Synopses & Reviews
Kim is an orphan, living from hand to mouth in the teeming streets of Lahore. One day he meets a man quite unlike anything in his wide experience, a Tibetan lama on a quest. Kim's life suddenly acquires meaning and purpose as he becomes the lama's guide and protector--his chela. Other forces are at work as Kim is sucked into the intrigue of the Great Game and travels the Grand Trunk Road with his lama.
How Kim and the lama meet their respective destinies on the road and in the mountains of India forms one of the most compelling adventure tales of all time.
About the Author
Rudyard Kipling was born in Bombay, India to British parents on December 30, 1865. In 1871, Rudyard and his sister, Trix, aged three, were left to be cared for by a couple in Southsea, England. Five years passed before he saw his parents again. His sense of desertion and despair were later expressed in his story “Baa Baa, Black Sheep” (1888), in his novel
The Light that failed (1890), and his autobiography,
Something of Myself (1937). As late as 1935 Kipling still spoke bitterly of the “House of Desolation” at Southsea: “I should like to burn it down and plough the place with salt.”

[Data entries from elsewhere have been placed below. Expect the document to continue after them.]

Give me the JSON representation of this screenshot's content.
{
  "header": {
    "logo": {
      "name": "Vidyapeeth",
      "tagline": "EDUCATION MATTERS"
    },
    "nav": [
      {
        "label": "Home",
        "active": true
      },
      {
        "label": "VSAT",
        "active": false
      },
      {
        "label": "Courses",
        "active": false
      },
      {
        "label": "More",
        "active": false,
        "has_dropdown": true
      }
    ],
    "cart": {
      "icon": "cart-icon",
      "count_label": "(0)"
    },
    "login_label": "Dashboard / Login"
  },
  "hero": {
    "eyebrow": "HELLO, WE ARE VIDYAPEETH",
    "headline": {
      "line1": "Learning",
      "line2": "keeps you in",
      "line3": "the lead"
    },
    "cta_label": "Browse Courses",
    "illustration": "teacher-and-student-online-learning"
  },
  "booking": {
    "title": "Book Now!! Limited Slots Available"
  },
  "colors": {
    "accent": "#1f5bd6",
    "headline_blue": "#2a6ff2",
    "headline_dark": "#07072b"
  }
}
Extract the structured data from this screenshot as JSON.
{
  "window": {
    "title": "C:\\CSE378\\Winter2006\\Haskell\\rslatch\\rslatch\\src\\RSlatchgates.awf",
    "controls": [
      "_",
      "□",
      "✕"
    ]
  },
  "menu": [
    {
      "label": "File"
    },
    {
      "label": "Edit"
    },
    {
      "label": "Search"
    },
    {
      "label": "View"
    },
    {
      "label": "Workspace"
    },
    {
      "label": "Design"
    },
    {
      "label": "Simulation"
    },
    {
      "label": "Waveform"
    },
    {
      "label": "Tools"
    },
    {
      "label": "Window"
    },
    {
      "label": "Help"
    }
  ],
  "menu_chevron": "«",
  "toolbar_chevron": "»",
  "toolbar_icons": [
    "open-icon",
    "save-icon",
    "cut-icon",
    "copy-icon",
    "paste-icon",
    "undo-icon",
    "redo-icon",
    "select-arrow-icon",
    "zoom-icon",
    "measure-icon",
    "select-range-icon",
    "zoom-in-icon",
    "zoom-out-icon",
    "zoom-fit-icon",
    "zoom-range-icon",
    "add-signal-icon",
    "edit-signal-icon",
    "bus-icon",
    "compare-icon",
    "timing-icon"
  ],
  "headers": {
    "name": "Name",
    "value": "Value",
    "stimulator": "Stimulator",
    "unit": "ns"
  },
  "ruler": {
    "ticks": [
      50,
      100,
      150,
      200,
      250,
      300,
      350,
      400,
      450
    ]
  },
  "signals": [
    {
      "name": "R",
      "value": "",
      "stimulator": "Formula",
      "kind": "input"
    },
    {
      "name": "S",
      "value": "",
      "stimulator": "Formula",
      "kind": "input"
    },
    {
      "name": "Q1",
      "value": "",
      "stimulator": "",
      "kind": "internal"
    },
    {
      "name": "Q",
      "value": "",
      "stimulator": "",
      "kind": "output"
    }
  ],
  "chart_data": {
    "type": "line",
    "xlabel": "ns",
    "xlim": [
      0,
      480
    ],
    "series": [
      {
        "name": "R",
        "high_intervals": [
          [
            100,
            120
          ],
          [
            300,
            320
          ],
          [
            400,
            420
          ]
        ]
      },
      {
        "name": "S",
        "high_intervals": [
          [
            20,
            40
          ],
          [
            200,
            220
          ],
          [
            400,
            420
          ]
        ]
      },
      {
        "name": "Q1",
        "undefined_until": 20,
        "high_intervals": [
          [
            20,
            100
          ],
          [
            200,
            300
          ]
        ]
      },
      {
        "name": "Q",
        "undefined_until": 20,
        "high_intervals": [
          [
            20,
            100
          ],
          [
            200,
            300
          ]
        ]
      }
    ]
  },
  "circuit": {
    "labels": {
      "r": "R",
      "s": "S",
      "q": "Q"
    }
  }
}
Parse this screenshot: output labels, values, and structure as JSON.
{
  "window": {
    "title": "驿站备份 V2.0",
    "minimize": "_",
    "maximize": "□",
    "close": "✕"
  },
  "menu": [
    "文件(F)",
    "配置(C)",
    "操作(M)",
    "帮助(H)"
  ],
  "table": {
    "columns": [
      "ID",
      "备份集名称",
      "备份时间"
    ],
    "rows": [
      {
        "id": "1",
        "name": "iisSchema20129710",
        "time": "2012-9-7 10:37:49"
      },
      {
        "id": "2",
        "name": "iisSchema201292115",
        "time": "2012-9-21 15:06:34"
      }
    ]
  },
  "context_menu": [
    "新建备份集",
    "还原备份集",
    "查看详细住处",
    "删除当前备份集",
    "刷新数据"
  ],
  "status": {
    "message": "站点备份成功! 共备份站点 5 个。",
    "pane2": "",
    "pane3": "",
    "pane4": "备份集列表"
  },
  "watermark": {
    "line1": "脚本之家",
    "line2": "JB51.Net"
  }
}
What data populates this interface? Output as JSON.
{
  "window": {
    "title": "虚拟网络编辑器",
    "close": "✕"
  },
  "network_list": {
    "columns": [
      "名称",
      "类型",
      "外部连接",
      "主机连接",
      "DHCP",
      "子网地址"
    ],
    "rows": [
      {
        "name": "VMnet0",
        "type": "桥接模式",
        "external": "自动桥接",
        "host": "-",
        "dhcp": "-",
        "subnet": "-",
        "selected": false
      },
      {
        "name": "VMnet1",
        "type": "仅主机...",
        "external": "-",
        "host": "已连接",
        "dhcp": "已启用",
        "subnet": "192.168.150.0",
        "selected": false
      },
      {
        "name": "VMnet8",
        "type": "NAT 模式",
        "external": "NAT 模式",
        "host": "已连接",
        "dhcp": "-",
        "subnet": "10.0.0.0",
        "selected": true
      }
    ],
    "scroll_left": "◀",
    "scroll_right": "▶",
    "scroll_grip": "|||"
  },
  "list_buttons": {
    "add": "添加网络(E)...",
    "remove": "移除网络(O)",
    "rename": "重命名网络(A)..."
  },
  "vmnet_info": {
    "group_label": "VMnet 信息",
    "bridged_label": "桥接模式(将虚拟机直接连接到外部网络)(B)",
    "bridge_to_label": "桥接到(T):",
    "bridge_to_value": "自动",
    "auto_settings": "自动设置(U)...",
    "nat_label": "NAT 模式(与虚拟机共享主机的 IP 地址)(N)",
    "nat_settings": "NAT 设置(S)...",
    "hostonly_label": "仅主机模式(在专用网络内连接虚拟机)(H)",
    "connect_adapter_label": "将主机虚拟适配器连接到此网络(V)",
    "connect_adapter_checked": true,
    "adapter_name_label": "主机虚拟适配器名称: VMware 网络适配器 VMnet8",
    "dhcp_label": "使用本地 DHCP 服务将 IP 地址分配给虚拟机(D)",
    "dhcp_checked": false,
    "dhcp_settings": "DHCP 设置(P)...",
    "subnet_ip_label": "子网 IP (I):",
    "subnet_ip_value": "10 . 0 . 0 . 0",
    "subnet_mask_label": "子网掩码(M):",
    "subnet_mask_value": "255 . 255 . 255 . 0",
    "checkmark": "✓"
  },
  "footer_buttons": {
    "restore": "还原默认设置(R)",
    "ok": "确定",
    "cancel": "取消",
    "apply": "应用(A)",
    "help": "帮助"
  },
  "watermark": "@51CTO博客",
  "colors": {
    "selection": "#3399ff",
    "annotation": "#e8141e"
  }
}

At twelve he entered a minor public school, the United Services College at Westward Ho, North Devon. In Stalky and CO. (1899) the myopic Beetle is a self-caricature, and the days at Westward Ho are recalled with mixed feelings. At sixteen, eccentric and literary, Kipling sailed to India to become a journalist. His Indian experiences led to seven volumes of stories, including Soldiers Three (1888) and Wee Willie Winkie (1888).
At twenty-four he returned to England and quickly tuned into a literary celebrity. In London he became close friends with an American, (Charles) Wolcott Balestier, with whom he collaborated on what critics called a “dime store novel.” Wolcott died suddenly in 1891, and a few weeks later Kipling married Wolcotts sister, Caroline. The newlyweds settled in Brattleboro, Vermont, where Kipling wrote The Jungle Book (1895), and most of Captains Courageous (1897). By this time Kiplings popularity and financial success were enormous.
In 1899 the Kiplings settled in Sussex, England, where he wrote some of his best books: Kim (1901), Just So Stories (1902), and Puck of Pooks Hill (1906). In 1907 he received the Nobel Prize for literature. By the time he died, on January 18 1936, critical opinion was deeply divided about his writings, but his books continued to be read by thousands, and such unforgettable poems and stories as ”Gunga Din,” “If,” “The Man Who Would Be King,” and “Rikki-Tikki-Tavi” have lived on in the consciousness of succeeding generations.